Richard your last line says it all.
Posted by: David Duff | Monday, 10 March 2014 at 09:12
Indeed, parsing means observing that the first word of a sentence is, say, the definite article, the second an adjective, the third a noun, and so on. You, however meant (if you meant anything precise) something like "work out what the Dear Leader thinks". In other words, to construe, not to parse. 100 lines!
Posted by: dearieme | Monday, 10 March 2014 at 10:22
On your desk by 5.00pm, sir!
Posted by: David Duff | Monday, 10 March 2014 at 10:58
But parsing implies obtaining meaning. (They) (are flying) (planes). (They) (are)(flying planes). Two different meanings depending on how it is parsed.

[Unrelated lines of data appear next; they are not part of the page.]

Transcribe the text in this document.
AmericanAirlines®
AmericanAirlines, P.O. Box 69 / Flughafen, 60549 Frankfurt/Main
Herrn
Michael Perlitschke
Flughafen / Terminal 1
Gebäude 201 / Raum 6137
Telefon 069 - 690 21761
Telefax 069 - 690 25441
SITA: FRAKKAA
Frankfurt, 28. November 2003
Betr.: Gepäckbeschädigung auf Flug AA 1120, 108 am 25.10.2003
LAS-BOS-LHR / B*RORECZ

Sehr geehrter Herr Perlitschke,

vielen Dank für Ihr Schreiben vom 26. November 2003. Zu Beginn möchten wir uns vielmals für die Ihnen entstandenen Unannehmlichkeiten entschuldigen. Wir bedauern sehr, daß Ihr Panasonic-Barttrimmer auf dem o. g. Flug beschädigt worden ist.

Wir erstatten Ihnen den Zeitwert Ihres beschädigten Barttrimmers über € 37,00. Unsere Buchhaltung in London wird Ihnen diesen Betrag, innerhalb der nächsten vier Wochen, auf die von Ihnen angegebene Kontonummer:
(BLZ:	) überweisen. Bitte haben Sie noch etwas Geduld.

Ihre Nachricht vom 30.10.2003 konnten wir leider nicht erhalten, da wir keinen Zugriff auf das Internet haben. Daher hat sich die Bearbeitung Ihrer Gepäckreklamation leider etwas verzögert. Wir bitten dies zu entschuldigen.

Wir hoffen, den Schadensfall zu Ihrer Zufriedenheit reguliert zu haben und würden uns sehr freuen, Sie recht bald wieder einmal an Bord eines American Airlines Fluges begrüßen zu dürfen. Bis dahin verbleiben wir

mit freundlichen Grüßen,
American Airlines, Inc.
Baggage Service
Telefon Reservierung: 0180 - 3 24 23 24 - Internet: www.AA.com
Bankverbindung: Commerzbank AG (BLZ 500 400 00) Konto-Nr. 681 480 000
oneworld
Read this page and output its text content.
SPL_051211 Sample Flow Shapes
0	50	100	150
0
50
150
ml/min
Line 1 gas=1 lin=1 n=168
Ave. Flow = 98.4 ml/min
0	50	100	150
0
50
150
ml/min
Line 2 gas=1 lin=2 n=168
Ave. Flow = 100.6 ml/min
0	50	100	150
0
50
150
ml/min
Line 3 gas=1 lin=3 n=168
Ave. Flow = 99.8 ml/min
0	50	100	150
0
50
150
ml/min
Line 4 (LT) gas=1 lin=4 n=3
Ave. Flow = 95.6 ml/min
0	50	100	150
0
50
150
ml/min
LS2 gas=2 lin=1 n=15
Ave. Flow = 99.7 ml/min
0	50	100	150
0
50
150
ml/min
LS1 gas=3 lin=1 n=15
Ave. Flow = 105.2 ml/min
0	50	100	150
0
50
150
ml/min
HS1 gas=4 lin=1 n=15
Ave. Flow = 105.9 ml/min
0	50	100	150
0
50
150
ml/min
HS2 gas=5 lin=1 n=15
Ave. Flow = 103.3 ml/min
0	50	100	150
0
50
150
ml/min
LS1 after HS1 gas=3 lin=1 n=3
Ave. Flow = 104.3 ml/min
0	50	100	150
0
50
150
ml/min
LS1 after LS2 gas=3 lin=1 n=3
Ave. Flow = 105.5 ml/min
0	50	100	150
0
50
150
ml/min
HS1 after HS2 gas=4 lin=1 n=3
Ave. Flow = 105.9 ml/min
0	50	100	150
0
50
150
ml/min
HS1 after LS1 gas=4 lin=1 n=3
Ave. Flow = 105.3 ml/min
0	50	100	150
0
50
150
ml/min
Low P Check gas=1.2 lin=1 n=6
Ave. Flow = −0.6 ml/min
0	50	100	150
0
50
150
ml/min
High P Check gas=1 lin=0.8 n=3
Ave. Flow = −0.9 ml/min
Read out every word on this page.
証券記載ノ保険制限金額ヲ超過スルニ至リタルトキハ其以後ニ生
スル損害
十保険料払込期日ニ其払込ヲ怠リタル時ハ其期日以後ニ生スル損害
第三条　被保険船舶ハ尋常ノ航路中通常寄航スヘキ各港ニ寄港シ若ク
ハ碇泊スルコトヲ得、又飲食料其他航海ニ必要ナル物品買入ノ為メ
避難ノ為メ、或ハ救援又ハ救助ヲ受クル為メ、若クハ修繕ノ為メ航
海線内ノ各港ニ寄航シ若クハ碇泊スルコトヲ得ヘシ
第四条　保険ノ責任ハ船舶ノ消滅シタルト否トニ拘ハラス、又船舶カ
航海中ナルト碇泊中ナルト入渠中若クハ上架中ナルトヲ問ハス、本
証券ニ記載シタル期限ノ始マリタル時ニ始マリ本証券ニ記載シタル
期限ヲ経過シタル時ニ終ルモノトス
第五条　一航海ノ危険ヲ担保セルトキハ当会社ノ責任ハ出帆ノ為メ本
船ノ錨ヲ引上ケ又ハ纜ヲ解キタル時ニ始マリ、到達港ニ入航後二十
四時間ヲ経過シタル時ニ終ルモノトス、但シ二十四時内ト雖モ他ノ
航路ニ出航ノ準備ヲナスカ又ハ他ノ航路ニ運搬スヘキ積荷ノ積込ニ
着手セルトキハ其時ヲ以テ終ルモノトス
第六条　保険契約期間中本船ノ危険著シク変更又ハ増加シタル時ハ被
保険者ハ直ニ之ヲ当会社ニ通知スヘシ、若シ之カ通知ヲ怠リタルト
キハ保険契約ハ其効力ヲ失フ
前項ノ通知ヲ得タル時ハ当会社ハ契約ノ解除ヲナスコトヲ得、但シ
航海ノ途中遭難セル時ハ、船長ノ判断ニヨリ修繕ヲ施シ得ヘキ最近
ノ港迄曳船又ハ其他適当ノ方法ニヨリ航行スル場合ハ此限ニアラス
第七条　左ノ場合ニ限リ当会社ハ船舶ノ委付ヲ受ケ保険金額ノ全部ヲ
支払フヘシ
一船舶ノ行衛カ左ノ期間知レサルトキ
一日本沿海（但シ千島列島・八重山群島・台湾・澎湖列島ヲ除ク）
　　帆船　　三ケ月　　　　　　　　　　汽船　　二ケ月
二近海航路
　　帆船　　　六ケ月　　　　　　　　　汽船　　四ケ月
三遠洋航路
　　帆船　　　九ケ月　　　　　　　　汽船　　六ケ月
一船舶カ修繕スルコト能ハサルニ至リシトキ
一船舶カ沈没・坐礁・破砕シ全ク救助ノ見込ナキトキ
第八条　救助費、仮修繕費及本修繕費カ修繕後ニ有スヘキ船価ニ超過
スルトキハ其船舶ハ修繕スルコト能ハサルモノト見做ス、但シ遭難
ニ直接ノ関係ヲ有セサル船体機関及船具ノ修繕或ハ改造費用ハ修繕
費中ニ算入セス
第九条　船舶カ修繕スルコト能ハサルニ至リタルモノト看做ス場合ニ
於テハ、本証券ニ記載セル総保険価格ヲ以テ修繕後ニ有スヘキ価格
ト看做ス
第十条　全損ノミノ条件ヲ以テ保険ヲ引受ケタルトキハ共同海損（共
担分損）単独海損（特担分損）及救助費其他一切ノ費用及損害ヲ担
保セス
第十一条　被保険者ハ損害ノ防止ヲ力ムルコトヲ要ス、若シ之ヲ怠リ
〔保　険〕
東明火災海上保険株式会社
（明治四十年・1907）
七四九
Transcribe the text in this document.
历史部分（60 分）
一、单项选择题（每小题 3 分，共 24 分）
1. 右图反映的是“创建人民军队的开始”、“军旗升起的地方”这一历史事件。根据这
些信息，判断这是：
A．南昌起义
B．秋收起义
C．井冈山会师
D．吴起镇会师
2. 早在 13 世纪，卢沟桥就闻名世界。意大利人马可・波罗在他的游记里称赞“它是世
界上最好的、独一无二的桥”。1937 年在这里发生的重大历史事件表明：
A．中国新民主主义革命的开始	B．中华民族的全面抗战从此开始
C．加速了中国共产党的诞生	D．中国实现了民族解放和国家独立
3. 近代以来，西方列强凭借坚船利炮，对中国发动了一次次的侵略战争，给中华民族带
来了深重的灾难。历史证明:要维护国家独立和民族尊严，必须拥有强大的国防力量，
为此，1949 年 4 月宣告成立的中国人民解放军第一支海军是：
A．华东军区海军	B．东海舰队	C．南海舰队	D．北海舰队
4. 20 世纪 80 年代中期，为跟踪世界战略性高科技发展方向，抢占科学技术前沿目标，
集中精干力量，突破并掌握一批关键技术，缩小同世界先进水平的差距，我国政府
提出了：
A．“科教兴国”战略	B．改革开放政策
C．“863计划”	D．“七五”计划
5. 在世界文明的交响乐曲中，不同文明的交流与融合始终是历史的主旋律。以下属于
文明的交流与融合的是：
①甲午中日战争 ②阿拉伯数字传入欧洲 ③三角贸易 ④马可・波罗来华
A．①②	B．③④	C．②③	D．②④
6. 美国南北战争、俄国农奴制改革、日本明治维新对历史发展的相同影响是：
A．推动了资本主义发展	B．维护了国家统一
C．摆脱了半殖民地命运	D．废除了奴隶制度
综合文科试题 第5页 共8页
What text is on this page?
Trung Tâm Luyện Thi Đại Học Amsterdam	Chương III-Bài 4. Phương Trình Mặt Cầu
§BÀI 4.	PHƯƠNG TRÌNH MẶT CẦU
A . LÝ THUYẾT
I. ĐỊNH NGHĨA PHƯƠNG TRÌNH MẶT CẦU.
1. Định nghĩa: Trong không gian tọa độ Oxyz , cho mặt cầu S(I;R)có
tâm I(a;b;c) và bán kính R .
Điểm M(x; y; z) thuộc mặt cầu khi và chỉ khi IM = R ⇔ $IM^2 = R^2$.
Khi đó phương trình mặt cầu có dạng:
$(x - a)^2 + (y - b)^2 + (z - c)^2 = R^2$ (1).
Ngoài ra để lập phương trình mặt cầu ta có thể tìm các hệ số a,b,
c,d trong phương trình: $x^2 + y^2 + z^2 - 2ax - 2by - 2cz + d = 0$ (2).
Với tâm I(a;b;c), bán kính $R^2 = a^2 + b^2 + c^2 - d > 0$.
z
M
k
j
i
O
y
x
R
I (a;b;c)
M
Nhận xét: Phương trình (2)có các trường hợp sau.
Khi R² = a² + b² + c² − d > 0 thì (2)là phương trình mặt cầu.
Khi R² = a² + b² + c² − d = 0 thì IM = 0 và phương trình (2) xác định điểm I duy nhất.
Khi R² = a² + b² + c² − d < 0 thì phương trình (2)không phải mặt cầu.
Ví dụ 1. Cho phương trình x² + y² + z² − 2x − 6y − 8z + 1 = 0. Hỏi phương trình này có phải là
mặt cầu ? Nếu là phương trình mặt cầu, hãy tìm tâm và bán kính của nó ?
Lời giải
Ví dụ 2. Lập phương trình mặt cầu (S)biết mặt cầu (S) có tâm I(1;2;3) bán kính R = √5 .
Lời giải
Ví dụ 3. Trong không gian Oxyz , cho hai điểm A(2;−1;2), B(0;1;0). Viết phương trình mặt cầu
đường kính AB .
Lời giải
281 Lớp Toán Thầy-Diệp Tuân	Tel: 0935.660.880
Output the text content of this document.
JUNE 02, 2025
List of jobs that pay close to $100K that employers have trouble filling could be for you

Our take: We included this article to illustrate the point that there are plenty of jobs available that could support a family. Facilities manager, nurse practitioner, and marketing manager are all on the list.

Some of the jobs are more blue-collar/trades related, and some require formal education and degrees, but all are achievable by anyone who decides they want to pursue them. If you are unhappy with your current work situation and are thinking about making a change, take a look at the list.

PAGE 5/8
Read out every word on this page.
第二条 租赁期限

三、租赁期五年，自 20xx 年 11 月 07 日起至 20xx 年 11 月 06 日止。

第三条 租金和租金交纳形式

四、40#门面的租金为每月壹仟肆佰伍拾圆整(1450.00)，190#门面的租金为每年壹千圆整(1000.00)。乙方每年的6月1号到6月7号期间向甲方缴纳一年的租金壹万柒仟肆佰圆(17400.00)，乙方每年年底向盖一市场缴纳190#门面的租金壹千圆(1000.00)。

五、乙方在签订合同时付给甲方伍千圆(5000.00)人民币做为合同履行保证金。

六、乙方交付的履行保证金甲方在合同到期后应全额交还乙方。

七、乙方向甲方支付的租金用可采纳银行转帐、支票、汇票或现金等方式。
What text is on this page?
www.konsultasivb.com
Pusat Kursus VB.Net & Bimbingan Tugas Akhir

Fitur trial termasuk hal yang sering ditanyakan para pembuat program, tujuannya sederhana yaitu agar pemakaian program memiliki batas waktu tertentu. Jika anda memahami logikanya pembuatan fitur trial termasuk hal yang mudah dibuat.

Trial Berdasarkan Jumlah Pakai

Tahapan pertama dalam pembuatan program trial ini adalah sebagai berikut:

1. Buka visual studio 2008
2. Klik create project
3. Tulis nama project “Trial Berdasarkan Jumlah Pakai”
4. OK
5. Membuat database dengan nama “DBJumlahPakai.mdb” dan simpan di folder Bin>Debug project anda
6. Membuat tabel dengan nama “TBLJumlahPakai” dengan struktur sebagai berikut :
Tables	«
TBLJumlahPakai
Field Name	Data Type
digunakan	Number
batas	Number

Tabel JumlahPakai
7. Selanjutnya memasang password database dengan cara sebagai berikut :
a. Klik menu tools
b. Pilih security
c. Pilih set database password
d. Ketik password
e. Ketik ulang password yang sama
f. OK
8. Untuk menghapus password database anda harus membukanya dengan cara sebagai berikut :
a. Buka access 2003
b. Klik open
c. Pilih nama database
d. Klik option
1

Posted by: Dom | Monday, 10 March 2014 at 12:23
Although you still owe us 100 lines because that's not a selfie. Someone else took the picture.
Posted by: Dom | Monday, 10 March 2014 at 12:24
Dom, you're the sort of 'goody-two-shoes' who was always teacher's favourite and sat at the front of the class! I'll get you in the playground during the lunch break!
Posted by: David Duff | Monday, 10 March 2014 at 13:48
"But parsing implies obtaining meaning." No it doesn't: that's construing. Parsing means what DD said "Parse: Resolve (a sentence) into its component parts and describe their syntactic roles." You need to spot that a word is a noun (say), in the singular, that it's feminine, that it's in the accusative, and whatnot (according to the language being used). The fact that a noun is in the accusative means that it'll be the object of the sentence. This would encourage you to look for another noun that's in the nominative, which means you've found the subject of the sentence. And so on. Having got an accurate parsing, and also having separate knowledge of the meaning of each individual word, then you can work out the meaning of the sentence i.e. construe it. This fandango is why so many people came to loathe Latin at school. Unlike English, Latin is highly inflected, and word order gives you almost no help in working out what's going on in a sentence; hence the usefulness of the two-stage approach - first parse, then construe.
That'll be twenty guineas, please.
Posted by: dearieme | Monday, 10 March 2014 at 14:36
[Will] (you) [take] (a cheque)[?]
Posted by: David Duff | Monday, 10 March 2014 at 16:24
When they say: first woman to..., first black man to..., it simply means that a white man has been there before.
Posted by: ortega | Tuesday, 11 March 2014 at 07:00
Well done, Ortega, you made it past the dreaded 'Spam Box' safely this time!